Hoisin sauce is a traditional Asian ingredient. Though, when you look at the ingredient list, you probably shake your head in disbelief, “How can regular people actually make this?” Well, it’s quite simple. You don’t need to be an astrophysicist to figure it out. You just need some basic ingredients and some gentle guidance.
This week on Foodie Next Door, I’m going to show you how to make a simple hoisin sauce, which I will later use to glaze a delicious, pan-seared duck.

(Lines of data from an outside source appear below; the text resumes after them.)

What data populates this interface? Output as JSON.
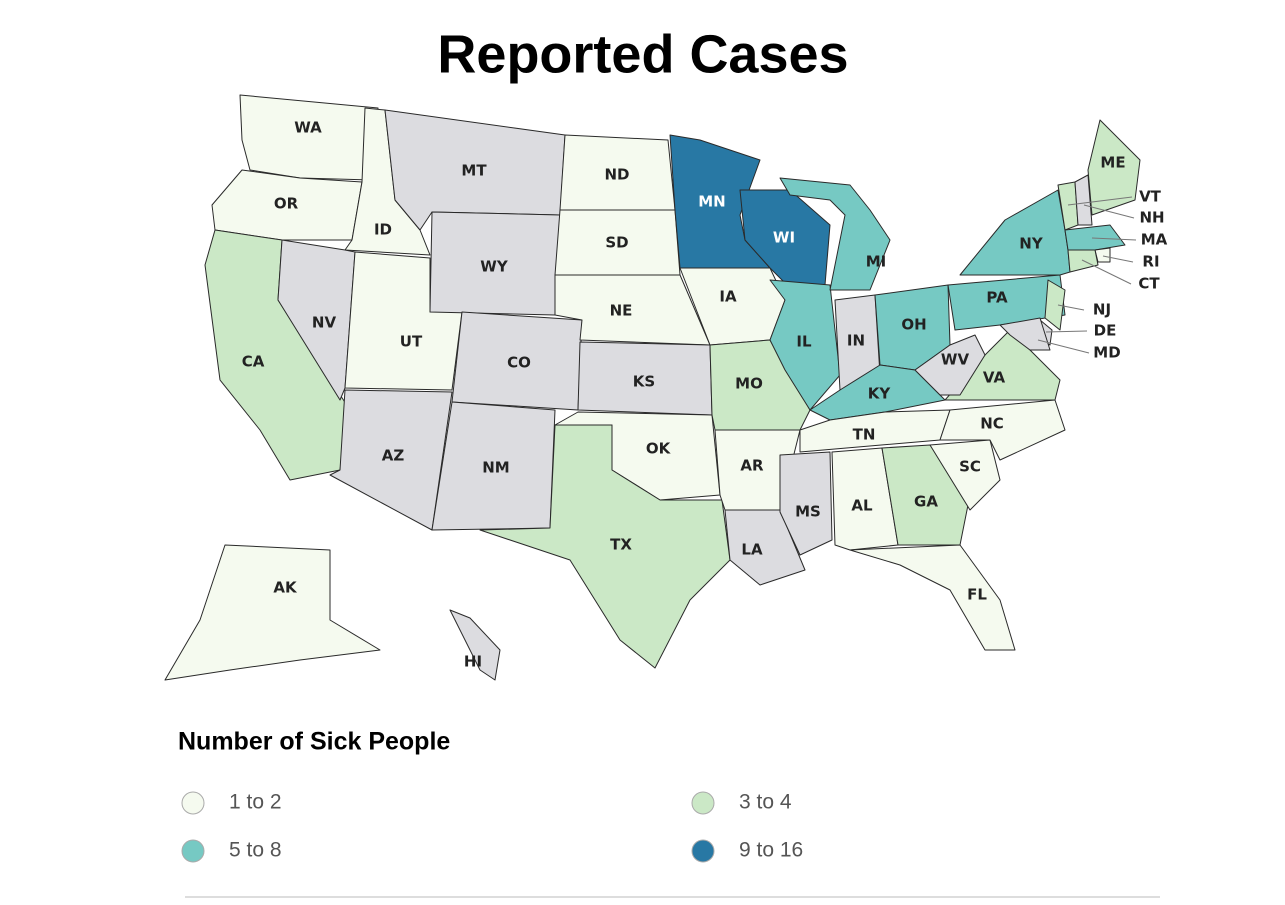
{
  "title": "Reported Cases",
  "legend": {
    "title": "Number of Sick People",
    "items": [
      {
        "label": "1 to 2",
        "color": "#f5faef"
      },
      {
        "label": "3 to 4",
        "color": "#cbe8c6"
      },
      {
        "label": "5 to 8",
        "color": "#76c9c3"
      },
      {
        "label": "9 to 16",
        "color": "#2878a4"
      }
    ],
    "no_data_color": "#dcdce0"
  },
  "states": [
    {
      "label": "WA",
      "bin": 0
    },
    {
      "label": "OR",
      "bin": 0
    },
    {
      "label": "CA",
      "bin": 1
    },
    {
      "label": "ID",
      "bin": 0
    },
    {
      "label": "NV",
      "bin": null
    },
    {
      "label": "UT",
      "bin": 0
    },
    {
      "label": "AZ",
      "bin": null
    },
    {
      "label": "MT",
      "bin": null
    },
    {
      "label": "WY",
      "bin": null
    },
    {
      "label": "CO",
      "bin": null
    },
    {
      "label": "NM",
      "bin": null
    },
    {
      "label": "ND",
      "bin": 0
    },
    {
      "label": "SD",
      "bin": 0
    },
    {
      "label": "NE",
      "bin": 0
    },
    {
      "label": "KS",
      "bin": null
    },
    {
      "label": "OK",
      "bin": 0
    },
    {
      "label": "TX",
      "bin": 1
    },
    {
      "label": "MN",
      "bin": 3
    },
    {
      "label": "IA",
      "bin": 0
    },
    {
      "label": "MO",
      "bin": 1
    },
    {
      "label": "AR",
      "bin": 0
    },
    {
      "label": "LA",
      "bin": null
    },
    {
      "label": "WI",
      "bin": 3
    },
    {
      "label": "IL",
      "bin": 2
    },
    {
      "label": "MI",
      "bin": 2
    },
    {
      "label": "IN",
      "bin": null
    },
    {
      "label": "OH",
      "bin": 2
    },
    {
      "label": "KY",
      "bin": 2
    },
    {
      "label": "TN",
      "bin": 0
    },
    {
      "label": "MS",
      "bin": null
    },
    {
      "label": "AL",
      "bin": 0
    },
    {
      "label": "GA",
      "bin": 1
    },
    {
      "label": "FL",
      "bin": 0
    },
    {
      "label": "SC",
      "bin": 0
    },
    {
      "label": "NC",
      "bin": 0
    },
    {
      "label": "VA",
      "bin": 1
    },
    {
      "label": "WV",
      "bin": null
    },
    {
      "label": "PA",
      "bin": 2
    },
    {
      "label": "NY",
      "bin": 2
    },
    {
      "label": "VT",
      "bin": 1
    },
    {
      "label": "NH",
      "bin": null
    },
    {
      "label": "ME",
      "bin": 1
    },
    {
      "label": "MA",
      "bin": 2
    },
    {
      "label": "RI",
      "bin": 0
    },
    {
      "label": "CT",
      "bin": 1
    },
    {
      "label": "NJ",
      "bin": 1
    },
    {
      "label": "DE",
      "bin": null
    },
    {
      "label": "MD",
      "bin": null
    },
    {
      "label": "AK",
      "bin": 0
    },
    {
      "label": "HI",
      "bin": null
    }
  ]
}
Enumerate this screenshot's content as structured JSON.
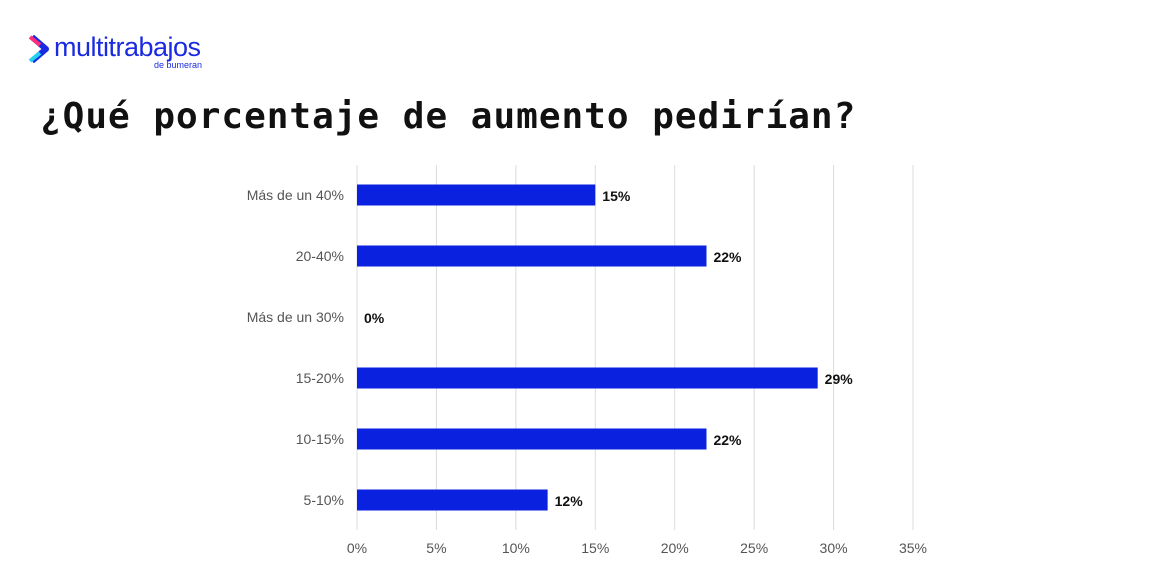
{
  "logo": {
    "text": "multitrabajos",
    "sub": "de bumeran"
  },
  "title": "¿Qué porcentaje de aumento pedirían?",
  "chart_data": {
    "type": "bar",
    "orientation": "horizontal",
    "title": "¿Qué porcentaje de aumento pedirían?",
    "categories": [
      "Más de un 40%",
      "20-40%",
      "Más de un 30%",
      "15-20%",
      "10-15%",
      "5-10%"
    ],
    "values": [
      15,
      22,
      0,
      29,
      22,
      12
    ],
    "data_labels": [
      "15%",
      "22%",
      "0%",
      "29%",
      "22%",
      "12%"
    ],
    "xlim": [
      0,
      35
    ],
    "xticks": [
      0,
      5,
      10,
      15,
      20,
      25,
      30,
      35
    ],
    "xtick_labels": [
      "0%",
      "5%",
      "10%",
      "15%",
      "20%",
      "25%",
      "30%",
      "35%"
    ],
    "grid": true,
    "bar_color": "#0a22e0"
  }
}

Remember, there’s a foodie in all of us.
Pan-Seared Duck With Hoisin Sauce
- Scant ½ cup red miso paste
- 1 to 2 tablespoons black bean paste
- ¼ cup agave nectar
- ¼ cup apricot nectar
- 2 tablespoons five-spice powder
- 2 tablespoons rice wine vinegar
- 1 tablespoon chili paste
- 3 cloves garlic, minced
- Pinch cayenne
- Salt, to taste
- 1 to 2 tablespoons canola oil
- 2 five-ounce duck breasts
- In a medium saucepan, heat canola oil over medium heat.
- Add garlic to the pan. Sweat it for 1 to 2 minutes.
- Add black bean paste, five-spice powder, agave nectar, apricot nectar, rice wine vinegar, and chili paste. Combine together with a whisk. Cook, simmering for 5 minutes. Once it has thickened, turn the heat down. Simmer for 1 minute. Set aside, and let cool.
- Score the duck breasts on the fat side. Be careful not to cut too deep, piercing the flesh.
- Heat a large nonstick skillet over medium heat. Place duck in pan, fat side down. Sear for 7 to 8 minutes on the fat side or until about half the fat has rendered off. You want it to be medium-rare on the inside, and the fat has to be crisped and a deep golden brown color. Flip over, and cook on the other side for 1 to 2 minutes. Take off heat, and let rest for 5 to 10 minutes. Once done resting, slice duck into medallions that are approximately ½ inch thick on a bias.
- Place a dollop of the hoisin sauce in the middle of a plate. Place 3 to 4 duck slices on top of the sauce. Top off with a little drizzle of hoisin.